To test whether the index got created or not issue the following command
/usr/local/sphinx/bin/search searchterm
Replace searchterm with actual term and it should output the results.
In the next post, we will see how to search the index from a php script.
Update: Part 2 – Searching from PHP

i would like to suggest that you must have some useful and good looking design for your blog but any way is that very informative posting i have learn a lot from this post thanks for sharing.
hi could you please finish part 2? I have everything working up untill this point and im not sure how to get my search form to work with this. this is a great tutorial btw!

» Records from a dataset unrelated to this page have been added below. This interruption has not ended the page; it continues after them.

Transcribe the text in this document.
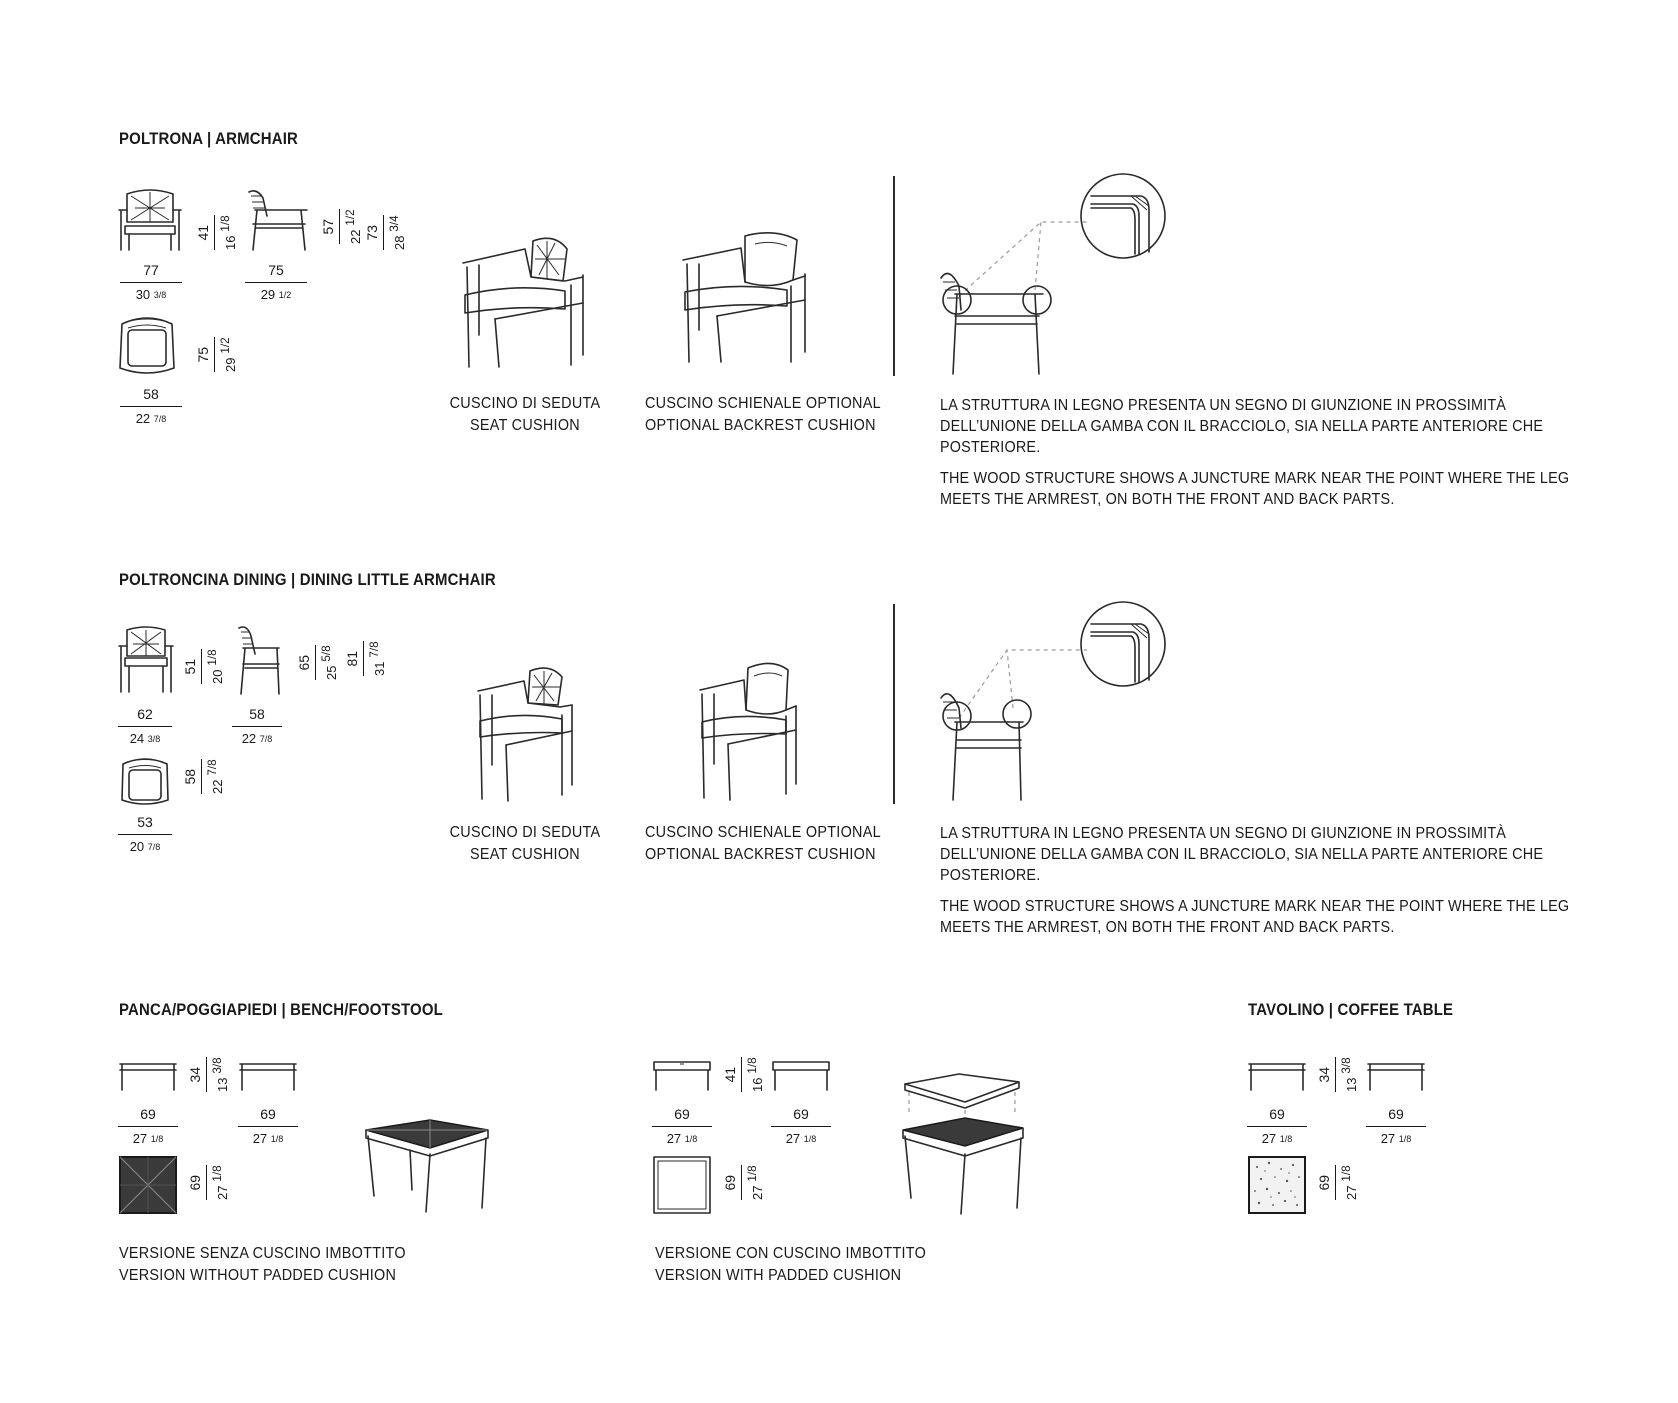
POLTRONA | ARMCHAIR
41
16 $^{1/8}$
77
30 $^{3/8}$
75
29 $^{1/2}$
57
22 $^{1/2}$
73
28 $^{3/4}$
75
29 $^{1/2}$
58
22 $^{7/8}$
CUSCINO DI SEDUTA
SEAT CUSHION
CUSCINO SCHIENALE OPTIONAL
OPTIONAL BACKREST CUSHION

LA STRUTTURA IN LEGNO PRESENTA UN SEGNO DI GIUNZIONE IN PROSSIMITÀ DELL’UNIONE DELLA GAMBA CON IL BRACCIOLO, SIA NELLA PARTE ANTERIORE CHE POSTERIORE.

THE WOOD STRUCTURE SHOWS A JUNCTURE MARK NEAR THE POINT WHERE THE LEG MEETS THE ARMREST, ON BOTH THE FRONT AND BACK PARTS.

POLTRONCINA DINING | DINING LITTLE ARMCHAIR
51
20 $^{1/8}$
62
24 $^{3/8}$
58
22 $^{7/8}$
65
25 $^{5/8}$ 81
31 $^{7/8}$
58
22 $^{7/8}$
53
20 $^{7/8}$
CUSCINO DI SEDUTA
SEAT CUSHION
CUSCINO SCHIENALE OPTIONAL
OPTIONAL BACKREST CUSHION

LA STRUTTURA IN LEGNO PRESENTA UN SEGNO DI GIUNZIONE IN PROSSIMITÀ DELL’UNIONE DELLA GAMBA CON IL BRACCIOLO, SIA NELLA PARTE ANTERIORE CHE POSTERIORE.

THE WOOD STRUCTURE SHOWS A JUNCTURE MARK NEAR THE POINT WHERE THE LEG MEETS THE ARMREST, ON BOTH THE FRONT AND BACK PARTS.

PANCA/POGGIAPIEDI | BENCH/FOOTSTOOL
34
13 $^{3/8}$
69
27 $^{1/8}$
69
27 $^{1/8}$
69
27 $^{1/8}$
VERSIONE SENZA CUSCINO IMBOTTITO
VERSION WITHOUT PADDED CUSHION
41
16 $^{1/8}$
69
27 $^{1/8}$
69
27 $^{1/8}$
69
27 $^{1/8}$
VERSIONE CON CUSCINO IMBOTTITO
VERSION WITH PADDED CUSHION
TAVOLINO | COFFEE TABLE
34
13 $^{3/8}$
69
27 $^{1/8}$
69
27 $^{1/8}$
69
27 $^{1/8}$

@cosmic: I intend to do the part 2 as soon as possible. Please subscribe to the blog so that you get a notification as soon as I post it.
Thanks for this short yet very informative tutorial. You’ve unlocked my understanding of the xmlpipe2 process.
I’ve never used xmlWriter so this might be a typical newbie question but i was wondering if instead of using the text() method, one should use the writeCData() method ?
Hi, Enjoying the tutorial, still trying to get my head around what exactly is going on with your conf file.
I started out with the Sphinx test and created the quick start demo but your instruction to create a conf in the same dir is a little confusing. Or maybe it is just not explicit enough for me, being a new kid on the block.
The conf resides in /usr/local/sphinx/ by default and has all options commented out, are you saying to add your config content to the file or replace the content with yours?
If so how does it know the DB connection etc, don’t tell me I think I know, From the PHP file.
Can have multiple config files residing in projects folders?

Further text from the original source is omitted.